O técnico Carlo Ancelotti não poupará jogadores com cartão amarelo na próxima partida da seleção brasileira. Douglas Santos e Casemiro estão confirmados para enfrentar a Escócia, na quarta-feira (24), em Miami, pela fase de grupos. A ideia é maturar a base do time.
A prioridade é a liderança do grupo C, em relação à tradição brasileira de terminar na frente. O Brasil busca o primeiro lugar, repetindo o objetivo das últimas onze edições do torneio. A exceção foi 1978, quando ficou atrás da Áustria no saldo.

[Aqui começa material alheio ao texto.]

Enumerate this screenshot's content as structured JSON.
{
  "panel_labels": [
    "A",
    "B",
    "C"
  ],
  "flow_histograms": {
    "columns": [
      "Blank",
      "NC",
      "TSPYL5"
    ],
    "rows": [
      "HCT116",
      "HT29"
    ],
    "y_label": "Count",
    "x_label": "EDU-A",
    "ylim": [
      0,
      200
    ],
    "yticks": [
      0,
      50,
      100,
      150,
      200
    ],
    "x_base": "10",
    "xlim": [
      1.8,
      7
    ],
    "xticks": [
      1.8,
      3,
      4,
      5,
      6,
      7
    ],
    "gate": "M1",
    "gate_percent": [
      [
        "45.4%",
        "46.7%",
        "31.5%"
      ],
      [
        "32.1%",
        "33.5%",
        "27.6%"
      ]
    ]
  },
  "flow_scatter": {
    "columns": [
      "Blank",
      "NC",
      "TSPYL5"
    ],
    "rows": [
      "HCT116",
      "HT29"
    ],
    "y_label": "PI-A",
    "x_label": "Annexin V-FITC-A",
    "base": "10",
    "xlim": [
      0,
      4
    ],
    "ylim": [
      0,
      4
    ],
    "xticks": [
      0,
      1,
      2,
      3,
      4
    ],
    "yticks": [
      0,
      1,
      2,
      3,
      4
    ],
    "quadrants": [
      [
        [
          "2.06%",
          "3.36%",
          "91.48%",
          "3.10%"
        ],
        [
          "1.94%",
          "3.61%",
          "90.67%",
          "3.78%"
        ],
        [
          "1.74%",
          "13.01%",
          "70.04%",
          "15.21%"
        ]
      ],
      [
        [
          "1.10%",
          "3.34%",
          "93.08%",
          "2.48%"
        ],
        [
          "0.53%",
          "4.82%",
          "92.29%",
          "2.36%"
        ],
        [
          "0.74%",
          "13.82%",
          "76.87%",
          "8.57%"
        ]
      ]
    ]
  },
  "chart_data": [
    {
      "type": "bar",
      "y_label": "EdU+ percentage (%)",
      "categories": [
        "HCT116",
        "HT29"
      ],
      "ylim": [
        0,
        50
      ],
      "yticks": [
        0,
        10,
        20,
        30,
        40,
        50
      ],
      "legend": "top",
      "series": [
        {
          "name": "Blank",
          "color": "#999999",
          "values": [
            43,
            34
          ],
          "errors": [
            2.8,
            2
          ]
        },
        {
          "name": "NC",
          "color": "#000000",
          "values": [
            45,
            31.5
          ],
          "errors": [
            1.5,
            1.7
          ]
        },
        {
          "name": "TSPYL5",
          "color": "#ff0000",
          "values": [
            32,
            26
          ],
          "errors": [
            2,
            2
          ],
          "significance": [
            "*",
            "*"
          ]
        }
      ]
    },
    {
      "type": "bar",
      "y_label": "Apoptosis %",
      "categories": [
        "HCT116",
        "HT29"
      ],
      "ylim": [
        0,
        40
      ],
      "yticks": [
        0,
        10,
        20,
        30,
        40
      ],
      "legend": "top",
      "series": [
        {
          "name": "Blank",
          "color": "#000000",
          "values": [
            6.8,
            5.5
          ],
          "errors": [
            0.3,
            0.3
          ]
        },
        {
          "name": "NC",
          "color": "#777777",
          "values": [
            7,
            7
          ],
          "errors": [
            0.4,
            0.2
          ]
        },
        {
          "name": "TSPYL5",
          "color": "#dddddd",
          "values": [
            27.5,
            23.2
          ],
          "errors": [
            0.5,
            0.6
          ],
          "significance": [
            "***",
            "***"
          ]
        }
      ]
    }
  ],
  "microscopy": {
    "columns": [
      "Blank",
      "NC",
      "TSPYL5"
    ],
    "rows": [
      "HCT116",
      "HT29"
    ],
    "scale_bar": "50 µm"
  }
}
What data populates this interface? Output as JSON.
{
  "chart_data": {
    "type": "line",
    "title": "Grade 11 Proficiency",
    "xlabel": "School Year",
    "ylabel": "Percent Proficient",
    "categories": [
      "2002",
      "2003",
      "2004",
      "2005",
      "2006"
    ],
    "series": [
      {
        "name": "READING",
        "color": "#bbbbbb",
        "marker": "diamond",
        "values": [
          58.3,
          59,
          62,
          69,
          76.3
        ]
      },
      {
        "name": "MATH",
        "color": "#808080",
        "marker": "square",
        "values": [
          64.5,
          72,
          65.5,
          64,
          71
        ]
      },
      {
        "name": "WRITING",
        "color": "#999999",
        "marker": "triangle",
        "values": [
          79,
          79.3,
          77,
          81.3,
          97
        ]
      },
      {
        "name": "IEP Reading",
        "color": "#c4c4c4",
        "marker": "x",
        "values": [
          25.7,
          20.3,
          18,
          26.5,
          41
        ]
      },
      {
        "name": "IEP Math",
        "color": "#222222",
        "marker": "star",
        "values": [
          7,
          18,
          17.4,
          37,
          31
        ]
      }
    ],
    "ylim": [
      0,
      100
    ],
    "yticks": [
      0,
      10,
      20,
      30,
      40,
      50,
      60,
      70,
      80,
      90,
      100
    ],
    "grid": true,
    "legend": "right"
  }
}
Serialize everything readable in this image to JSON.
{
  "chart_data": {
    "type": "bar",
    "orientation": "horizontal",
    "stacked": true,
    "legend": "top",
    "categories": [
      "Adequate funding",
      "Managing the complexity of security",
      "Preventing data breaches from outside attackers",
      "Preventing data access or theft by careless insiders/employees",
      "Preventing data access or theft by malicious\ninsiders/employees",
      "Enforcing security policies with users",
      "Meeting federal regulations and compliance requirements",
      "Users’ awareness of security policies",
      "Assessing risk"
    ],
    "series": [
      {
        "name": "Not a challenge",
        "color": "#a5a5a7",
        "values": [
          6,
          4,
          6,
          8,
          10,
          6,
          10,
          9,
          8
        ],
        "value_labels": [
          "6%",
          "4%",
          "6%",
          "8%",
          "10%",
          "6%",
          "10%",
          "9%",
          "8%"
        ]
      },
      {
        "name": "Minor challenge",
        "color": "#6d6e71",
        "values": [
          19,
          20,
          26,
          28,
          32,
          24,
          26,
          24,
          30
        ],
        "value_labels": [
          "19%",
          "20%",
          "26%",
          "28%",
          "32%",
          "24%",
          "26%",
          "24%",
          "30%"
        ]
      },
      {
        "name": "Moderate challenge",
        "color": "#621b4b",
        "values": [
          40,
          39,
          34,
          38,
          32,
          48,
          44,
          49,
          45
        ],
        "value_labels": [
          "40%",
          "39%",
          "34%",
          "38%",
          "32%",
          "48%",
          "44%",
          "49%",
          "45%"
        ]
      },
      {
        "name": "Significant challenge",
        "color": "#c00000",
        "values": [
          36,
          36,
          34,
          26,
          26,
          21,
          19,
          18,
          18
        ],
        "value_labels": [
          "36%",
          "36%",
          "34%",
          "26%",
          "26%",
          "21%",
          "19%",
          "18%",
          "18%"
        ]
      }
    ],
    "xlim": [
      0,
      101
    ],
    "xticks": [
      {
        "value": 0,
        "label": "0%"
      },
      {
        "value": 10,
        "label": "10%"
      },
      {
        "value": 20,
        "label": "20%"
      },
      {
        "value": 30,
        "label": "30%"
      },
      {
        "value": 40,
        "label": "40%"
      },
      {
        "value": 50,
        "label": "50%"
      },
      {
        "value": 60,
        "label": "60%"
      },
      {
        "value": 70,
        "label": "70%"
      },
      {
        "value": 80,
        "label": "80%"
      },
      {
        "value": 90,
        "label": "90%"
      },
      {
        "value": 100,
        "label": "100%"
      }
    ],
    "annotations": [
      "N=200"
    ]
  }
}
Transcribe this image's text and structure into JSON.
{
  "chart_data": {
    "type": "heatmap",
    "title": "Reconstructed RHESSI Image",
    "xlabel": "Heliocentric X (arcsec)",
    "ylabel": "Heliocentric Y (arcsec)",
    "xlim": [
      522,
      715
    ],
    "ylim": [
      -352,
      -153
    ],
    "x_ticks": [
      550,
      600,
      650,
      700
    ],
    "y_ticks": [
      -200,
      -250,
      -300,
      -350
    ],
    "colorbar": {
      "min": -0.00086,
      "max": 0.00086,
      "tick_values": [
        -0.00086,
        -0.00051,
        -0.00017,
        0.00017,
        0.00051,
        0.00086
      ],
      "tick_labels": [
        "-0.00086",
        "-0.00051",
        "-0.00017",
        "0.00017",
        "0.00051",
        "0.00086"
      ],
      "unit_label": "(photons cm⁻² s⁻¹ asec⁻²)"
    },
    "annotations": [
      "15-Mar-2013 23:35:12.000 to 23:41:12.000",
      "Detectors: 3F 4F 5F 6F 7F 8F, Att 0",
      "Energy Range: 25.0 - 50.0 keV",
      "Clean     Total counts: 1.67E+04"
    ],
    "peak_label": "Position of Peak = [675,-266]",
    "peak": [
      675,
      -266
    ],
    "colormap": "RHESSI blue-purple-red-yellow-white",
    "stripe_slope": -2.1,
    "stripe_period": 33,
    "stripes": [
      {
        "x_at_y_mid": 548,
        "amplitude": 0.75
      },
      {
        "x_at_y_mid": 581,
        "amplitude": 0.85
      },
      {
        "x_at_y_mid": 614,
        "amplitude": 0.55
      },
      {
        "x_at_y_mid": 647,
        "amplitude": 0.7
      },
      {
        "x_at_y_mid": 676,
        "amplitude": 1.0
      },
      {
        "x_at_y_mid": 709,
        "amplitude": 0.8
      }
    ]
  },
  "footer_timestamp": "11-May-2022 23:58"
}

A formação contra a Escócia pode exigir ajuste tático, com defesa de linha de cinco. Lucas Paquetá e Vinícius Júnior são os pilares do meio-campo, enquanto Matheus Cunha já mostrou equilíbrio com os gols contra o Haiti. Raphinha fica fora, com possibilidade de Luiz Henrique iniciar na ponta.
Estratégia e possíveis mudanças
A ideia é manter o protagonismo com uma produção ofensiva constante. Bruno Guimarães pode atuar mais próximo dos atacantes, abrindo espaço para Danilo Santos ou Ederson em outras funções. O treinador busca entrosamento e opções para o ataque.
Neymar deve atuar entre 15 e 30 minutos na quarta. A expectativa é que o camisa 10 substitua Cunha entre o meio-campo e o ataque, com atuação semelhante à função atual do atacante. A presença dele é vista como elemento de impacto.
A equipe brasileira observa a evolução do grupo, buscando superar adversários com maior tempo de entrosamento. Em campo, o apoio ao elenco inclui mensagens de incentivo entre os jogadores, como gestos de companheirismo após gols e abraços efusivos.